(August 25, 2011) — A new poll by SEI — completed by 106 pension executives overseeing assets ranging in size from $25 million to over $1 billion — has revealed that an increasing number of schemes are using alternatives as funded status volatility continues to be a primary concern.
More plans are using alternatives, but there has been a decrease in the number of pension plans allocating more than 10% of the portfolio to alternative asset classes. In addition, use of liability-driven investment (LDI) strategies is completely inconsistent – especially among the well funded plans – according to the firm.
“Alternative investments continue to be integrated into pension portfolios as another channel for mitigating risk, while providing additional return apparently. However, ongoing volatility of interest rates continues to put liability risk as a primary concern for plan sponsors,” said Jon Waite, Director, Investment Management Advice and Chief Actuary for SEI’s Institutional Group, in a statement. “The poll results show numerous inconsistencies in the use of various investment strategies, including alternatives, over the past year as plan sponsors appear to be uncertain of what’s most appropriate. This might also explain an increased interest in outsourcing as now, more than ever, plan sponsors need to maximize the benefits of external resources and the expertise they provide.”
This year, nearly eight out of ten (78%) of pension executives surveyed in the SEI Quick Poll reported their organization had some allocation to alternatives in the pension portfolio, compared to 51% in 2008, 53% in 2009, and 65% in 2010. However, while more plans in 2011 appear to be using alternative investments, allocations greater than 10% of the overall portfolio appear to have decreased in the past year. According to SEI’s findings, 77% of respondents with more than $300 million in pension assets allocated at least 10% of the portfolio to alternatives in 2010, compared to only 42% of pensions of the same size this year.
Meanwhile, the survey discovered widespread discrepancies in regards to liability-driven investing (LDI) strategies. A total of 57% of the respondents with pensions greater than 90% funded have no allocation whatsoever to LDI strategies. Of those from the group using LDI, 70% have at least 40% of the overall pension portfolio in LDI.

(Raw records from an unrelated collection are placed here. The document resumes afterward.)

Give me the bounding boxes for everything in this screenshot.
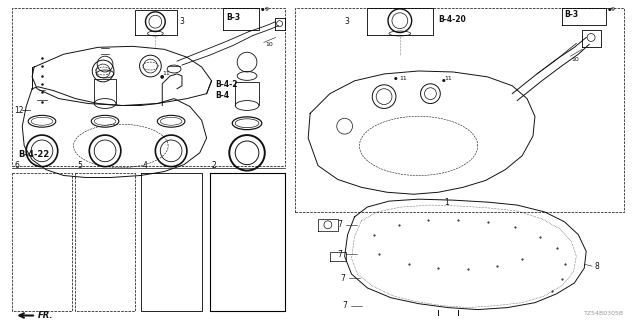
- Text: TZ54B0305B: TZ54B0305B: [584, 311, 623, 316]
- Text: ●: ●: [261, 8, 264, 12]
- Text: 12: 12: [14, 106, 24, 115]
- Text: B-4-2: B-4-2: [216, 80, 238, 89]
- Text: FR.: FR.: [38, 311, 54, 320]
- Text: 7: 7: [337, 250, 342, 259]
- Text: ●: ●: [441, 79, 445, 83]
- Text: B-3: B-3: [227, 13, 241, 22]
- Text: 8: 8: [594, 262, 599, 271]
- Text: 6: 6: [14, 161, 19, 170]
- Text: ●: ●: [394, 77, 397, 81]
- Text: 4: 4: [143, 161, 147, 170]
- Text: B-4-22: B-4-22: [19, 150, 49, 159]
- Text: 9: 9: [611, 7, 615, 12]
- Text: ●: ●: [159, 73, 164, 78]
- Text: 11: 11: [163, 71, 170, 76]
- Text: 3: 3: [179, 17, 184, 26]
- Text: B-4: B-4: [216, 91, 230, 100]
- Text: 10: 10: [266, 42, 273, 47]
- Text: 2: 2: [212, 161, 216, 170]
- Text: 3: 3: [345, 17, 349, 26]
- Text: 11: 11: [444, 76, 452, 81]
- Text: 11: 11: [399, 76, 406, 81]
- Text: 1: 1: [444, 198, 449, 207]
- Text: 7: 7: [340, 274, 345, 283]
- Text: 5: 5: [77, 161, 83, 170]
- Text: 10: 10: [572, 57, 579, 62]
- Text: B-3: B-3: [564, 10, 579, 19]
- Text: ●: ●: [608, 8, 611, 12]
- Text: 9: 9: [265, 7, 269, 12]
- Text: 7: 7: [337, 220, 342, 229]
- Text: 7: 7: [342, 301, 347, 310]
- Text: B-4-20: B-4-20: [438, 15, 466, 24]
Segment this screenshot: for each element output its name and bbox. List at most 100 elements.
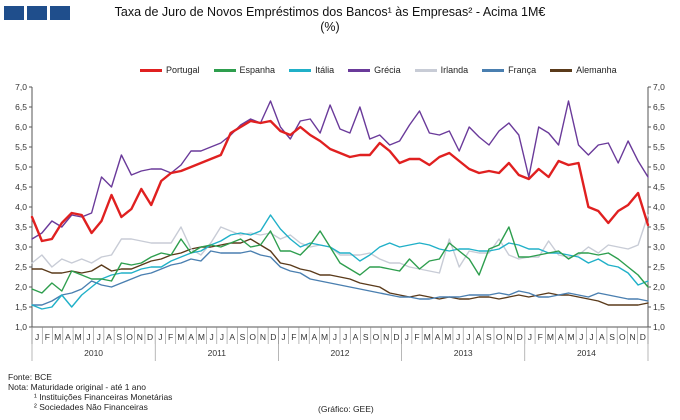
source-note: Fonte: BCE (8, 372, 52, 382)
y-tick-label-right: 2,5 (653, 262, 665, 272)
year-tick-label: 2013 (454, 348, 473, 358)
month-tick-label: N (630, 332, 636, 342)
y-tick-label-left: 2,0 (15, 282, 27, 292)
month-tick-label: M (301, 332, 308, 342)
chart-title-line2: (%) (320, 20, 340, 34)
logo-block (4, 6, 24, 20)
y-tick-label-right: 2,0 (653, 282, 665, 292)
month-tick-label: M (444, 332, 451, 342)
month-tick-label: N (506, 332, 512, 342)
month-tick-label: O (373, 332, 380, 342)
y-tick-label-left: 5,0 (15, 162, 27, 172)
month-tick-label: J (333, 332, 337, 342)
chart-title: Taxa de Juro de Novos Empréstimos dos Ba… (70, 5, 590, 35)
month-tick-label: F (45, 332, 50, 342)
month-tick-label: N (260, 332, 266, 342)
month-tick-label: A (106, 332, 112, 342)
month-tick-label: N (137, 332, 143, 342)
month-tick-label: S (240, 332, 246, 342)
y-tick-label-left: 6,0 (15, 122, 27, 132)
y-tick-label-left: 6,5 (15, 102, 27, 112)
month-tick-label: F (414, 332, 419, 342)
month-tick-label: M (567, 332, 574, 342)
footnote-2: ² Sociedades Não Financeiras (34, 402, 148, 412)
legend-item: Grécia (348, 65, 401, 75)
y-tick-label-left: 4,0 (15, 202, 27, 212)
month-tick-label: J (97, 332, 101, 342)
legend-label: Portugal (166, 65, 200, 75)
logo-block (50, 6, 70, 20)
legend-swatch (348, 68, 371, 72)
y-tick-label-right: 4,5 (653, 182, 665, 192)
series-line-espanha (31, 226, 649, 294)
legend-item: Itália (289, 65, 334, 75)
month-tick-label: A (353, 332, 359, 342)
month-tick-label: N (383, 332, 389, 342)
month-tick-label: A (558, 332, 564, 342)
y-tick-label-right: 1,5 (653, 302, 665, 312)
chart-notes: Fonte: BCE Nota: Maturidade original - a… (8, 372, 172, 412)
legend-swatch (289, 68, 312, 72)
month-tick-label: M (424, 332, 431, 342)
y-tick-label-right: 7,0 (653, 82, 665, 92)
y-tick-label-left: 3,0 (15, 242, 27, 252)
month-tick-label: O (249, 332, 256, 342)
legend-item: Espanha (213, 65, 275, 75)
month-tick-label: D (147, 332, 153, 342)
chart-credit: (Gráfico: GEE) (318, 404, 374, 414)
legend-label: França (508, 65, 537, 75)
y-tick-label-left: 5,5 (15, 142, 27, 152)
month-tick-label: O (496, 332, 503, 342)
legend-swatch (482, 68, 505, 72)
y-tick-label-left: 1,5 (15, 302, 27, 312)
y-tick-label-right: 5,0 (653, 162, 665, 172)
month-tick-label: M (321, 332, 328, 342)
y-tick-label-right: 5,5 (653, 142, 665, 152)
month-tick-label: D (270, 332, 276, 342)
month-tick-label: J (220, 332, 224, 342)
logo-block (27, 6, 47, 20)
legend-swatch (213, 68, 236, 72)
month-tick-label: D (640, 332, 646, 342)
series-line-itália (31, 214, 649, 310)
month-tick-label: O (126, 332, 133, 342)
month-tick-label: O (619, 332, 626, 342)
month-tick-label: S (486, 332, 492, 342)
legend-item: Portugal (140, 65, 200, 75)
y-tick-label-right: 4,0 (653, 202, 665, 212)
series-line-portugal (30, 119, 650, 243)
month-tick-label: J (210, 332, 214, 342)
legend-label: Irlanda (440, 65, 469, 75)
chart-legend: Portugal Espanha Itália Grécia Irlanda França… (140, 63, 617, 77)
month-tick-label: A (65, 332, 71, 342)
month-tick-label: J (466, 332, 470, 342)
legend-swatch (414, 68, 437, 72)
month-tick-label: J (158, 332, 162, 342)
y-tick-label-right: 3,5 (653, 222, 665, 232)
month-tick-label: M (177, 332, 184, 342)
month-tick-label: J (589, 332, 593, 342)
y-tick-label-right: 3,0 (653, 242, 665, 252)
month-tick-label: M (54, 332, 61, 342)
legend-label: Grécia (374, 65, 401, 75)
year-tick-label: 2010 (84, 348, 103, 358)
legend-label: Itália (315, 65, 335, 75)
legend-item: Irlanda (414, 65, 469, 75)
series-line-grécia (31, 100, 649, 240)
series-line-irlanda (31, 214, 649, 274)
month-tick-label: A (435, 332, 441, 342)
month-tick-label: D (517, 332, 523, 342)
month-tick-label: J (405, 332, 409, 342)
month-tick-label: J (86, 332, 90, 342)
y-tick-label-right: 1,0 (653, 322, 665, 332)
month-tick-label: A (476, 332, 482, 342)
month-tick-label: A (311, 332, 317, 342)
month-tick-label: J (528, 332, 532, 342)
maturity-note: Nota: Maturidade original - até 1 ano (8, 382, 146, 392)
month-tick-label: S (116, 332, 122, 342)
y-tick-label-right: 6,5 (653, 102, 665, 112)
series-line-frança (31, 250, 649, 306)
y-tick-label-left: 3,5 (15, 222, 27, 232)
month-tick-label: J (281, 332, 285, 342)
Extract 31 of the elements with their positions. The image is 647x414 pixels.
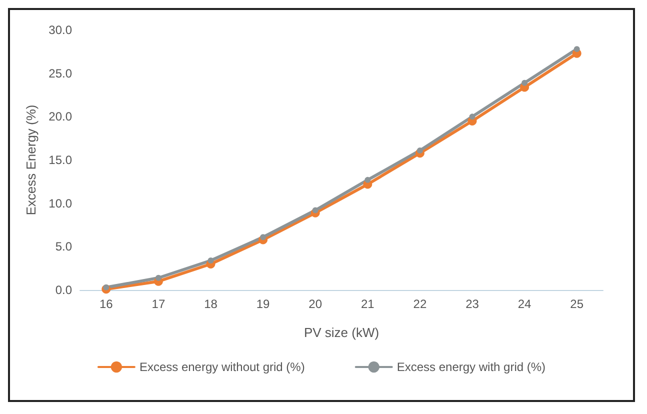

SEI’s findings compare with an April study of investment consultants in the US and Canada. Findings from Casey Quirk & Associates and eVestment Alliance’s annual survey revealed that alternatives, emerging markets, and liability-driven investment (LDI) strategies will dominate search activity this year. According to the survey, consultants expect the majority of searches to focus on hedge funds, reflecting the growing importance of the asset class for institutional investors. Additionally, the study shows that half of those surveyed expect an increase in institutional interest in inflation hedging strategies this year.
“One of the more interesting findings in this year’s consultant survey is the rising interest in private equity and real assets,” notes Casey Quirk Partner Yariv Itah in a statement. “Institutional investors increasingly manage toward outcomes rather than just excess return, and they want asset managers who can use illiquid investments to mitigate inflation risk and manage liabilities.”